Pain gave lands to Llanthony Priory, helping to establish the endowment of that monastic house, although it is difficult to distinguish his gifts from those of Hugh de Lacy, as the monks of Llanthony grouped the gifts of both men together in their records. In addition, Pain granted lands to Gloucester Abbey, which had benefited from the generosity of his father and brother, as did his wife Sybil, together with other grants to her uncle the abbot. She also gave to two churches in Hereford: St Peter and St Guthlac.

==Death and legacy==
On 10 July 1137, Pain was killed by a javelin blow to the head during an ambush by the Welsh (Note: Only John of Worcester gives the exact date. Likewise, he is the only chronicler who dates the event to 1137, with the Gesta Stephani, John of Hexham, and Richard of Hexham dating the event to 1136 without an exact date. Most modern historians agree with John of Worcester's date.) as he was leading a relief expedition to the garrison at Carmarthen. He was buried in Gloucester Abbey, following a funeral service conducted by Robert de Bethune.

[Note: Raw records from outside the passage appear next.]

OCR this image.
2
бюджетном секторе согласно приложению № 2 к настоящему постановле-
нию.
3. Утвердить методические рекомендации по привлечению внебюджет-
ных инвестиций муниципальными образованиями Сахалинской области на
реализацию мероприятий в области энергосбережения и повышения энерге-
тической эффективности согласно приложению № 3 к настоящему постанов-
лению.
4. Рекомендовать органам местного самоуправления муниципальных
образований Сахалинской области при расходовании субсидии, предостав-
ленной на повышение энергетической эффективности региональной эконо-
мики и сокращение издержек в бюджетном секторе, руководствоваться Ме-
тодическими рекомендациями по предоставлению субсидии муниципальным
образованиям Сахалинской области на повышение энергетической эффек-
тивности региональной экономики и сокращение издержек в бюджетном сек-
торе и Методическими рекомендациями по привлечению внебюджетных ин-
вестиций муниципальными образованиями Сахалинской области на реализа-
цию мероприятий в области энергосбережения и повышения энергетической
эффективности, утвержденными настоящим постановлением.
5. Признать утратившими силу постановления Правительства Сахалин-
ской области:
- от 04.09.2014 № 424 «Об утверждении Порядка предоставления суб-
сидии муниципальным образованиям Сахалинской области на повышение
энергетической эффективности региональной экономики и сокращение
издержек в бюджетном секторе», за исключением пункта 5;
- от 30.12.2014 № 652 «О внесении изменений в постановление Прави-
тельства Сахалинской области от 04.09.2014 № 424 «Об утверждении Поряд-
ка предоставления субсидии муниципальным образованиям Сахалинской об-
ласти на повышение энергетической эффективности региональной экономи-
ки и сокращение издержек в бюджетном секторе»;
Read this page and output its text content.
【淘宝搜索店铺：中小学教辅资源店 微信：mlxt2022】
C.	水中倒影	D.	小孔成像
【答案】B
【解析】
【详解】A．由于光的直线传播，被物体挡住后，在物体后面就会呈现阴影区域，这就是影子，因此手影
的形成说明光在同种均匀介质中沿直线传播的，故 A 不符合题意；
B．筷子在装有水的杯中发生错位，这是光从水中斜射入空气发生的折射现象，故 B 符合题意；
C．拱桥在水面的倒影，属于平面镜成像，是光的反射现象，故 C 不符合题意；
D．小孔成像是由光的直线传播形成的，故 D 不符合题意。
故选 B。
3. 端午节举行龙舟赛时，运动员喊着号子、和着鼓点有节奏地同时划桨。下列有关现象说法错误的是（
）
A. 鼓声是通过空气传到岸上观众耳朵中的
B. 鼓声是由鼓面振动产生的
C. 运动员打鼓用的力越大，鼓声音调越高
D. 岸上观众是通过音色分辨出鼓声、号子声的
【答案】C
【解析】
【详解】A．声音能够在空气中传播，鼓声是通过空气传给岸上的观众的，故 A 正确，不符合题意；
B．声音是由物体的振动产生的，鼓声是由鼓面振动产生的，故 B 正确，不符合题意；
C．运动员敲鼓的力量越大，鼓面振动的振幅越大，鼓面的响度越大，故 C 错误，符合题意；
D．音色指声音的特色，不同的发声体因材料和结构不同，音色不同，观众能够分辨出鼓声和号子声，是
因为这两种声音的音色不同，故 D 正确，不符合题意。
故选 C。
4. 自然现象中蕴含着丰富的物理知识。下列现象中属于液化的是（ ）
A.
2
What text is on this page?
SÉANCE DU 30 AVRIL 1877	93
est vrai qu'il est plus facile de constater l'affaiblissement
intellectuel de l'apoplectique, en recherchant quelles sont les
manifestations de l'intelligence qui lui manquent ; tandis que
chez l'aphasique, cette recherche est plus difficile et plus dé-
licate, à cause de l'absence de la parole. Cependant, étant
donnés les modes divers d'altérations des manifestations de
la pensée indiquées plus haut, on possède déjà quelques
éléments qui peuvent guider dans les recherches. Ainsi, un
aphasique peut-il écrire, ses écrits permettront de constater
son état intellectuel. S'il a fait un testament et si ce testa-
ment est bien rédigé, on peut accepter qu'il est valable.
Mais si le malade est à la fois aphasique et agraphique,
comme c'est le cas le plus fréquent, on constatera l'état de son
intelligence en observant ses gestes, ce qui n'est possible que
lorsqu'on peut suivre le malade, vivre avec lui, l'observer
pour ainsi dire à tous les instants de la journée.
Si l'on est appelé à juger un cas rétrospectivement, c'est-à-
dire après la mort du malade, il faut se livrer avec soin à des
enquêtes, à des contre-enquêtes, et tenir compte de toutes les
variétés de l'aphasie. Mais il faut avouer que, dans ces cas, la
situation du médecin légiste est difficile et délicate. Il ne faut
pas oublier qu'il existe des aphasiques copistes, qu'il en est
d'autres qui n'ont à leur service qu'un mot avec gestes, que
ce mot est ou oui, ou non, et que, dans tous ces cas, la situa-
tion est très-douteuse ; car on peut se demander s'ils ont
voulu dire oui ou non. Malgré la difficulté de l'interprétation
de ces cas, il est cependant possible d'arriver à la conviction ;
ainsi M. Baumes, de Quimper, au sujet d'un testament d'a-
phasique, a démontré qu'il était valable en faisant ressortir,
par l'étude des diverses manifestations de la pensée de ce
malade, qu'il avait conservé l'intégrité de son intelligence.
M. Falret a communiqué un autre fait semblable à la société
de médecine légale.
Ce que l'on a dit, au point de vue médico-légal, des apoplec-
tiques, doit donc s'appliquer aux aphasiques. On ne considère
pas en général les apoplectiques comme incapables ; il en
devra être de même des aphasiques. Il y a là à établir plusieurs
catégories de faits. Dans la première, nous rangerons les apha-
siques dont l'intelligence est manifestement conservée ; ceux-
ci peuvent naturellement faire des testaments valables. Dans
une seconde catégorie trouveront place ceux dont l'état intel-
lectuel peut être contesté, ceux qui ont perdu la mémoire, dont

A number of barons from the Welsh Marches attended, including Miles of Gloucester. Pain's widow continued to hold Ludlow Castle until the middle of 1139, when she was forced to surrender it to King Stephen. Stephen then gave Sybil in marriage to Jocelin de Dinan, who consequently acquired Ludlow Castle through his new wife, setting up the background to Gilbert Lacy's attempts to seize Ludlow from Dinan on which the medieval Welsh romance work Fouke le Fitz Waryn is based.

Pain's heirs were his two daughters, Cecily and Agnes. His heir male was his brother, Eustace fitzJohn. The two daughters were married five times in total; Cecily married three times but failed to produce any direct heirs. Her first husband was Roger, the son of Miles of Gloucester. Pain arranged Cecily and Roger's marriage. The marriage contract specified that Roger would inherit all of Pain's lands, but as a result of the latter's death, the marriage was not contracted until December 1137, when King Stephen confirmed the terms of the settlement. The king also settled the bulk of the inheritance on Cecily, which led to disturbances and a minor war among disappointed claimants. Agnes married Warin de Munchensy and after his death Haldenald de Bidun. She died after 1185, by which time she was described as a widow.

The historian W. E. Wightman described Pain as a "second-class baron and first-class civil servant".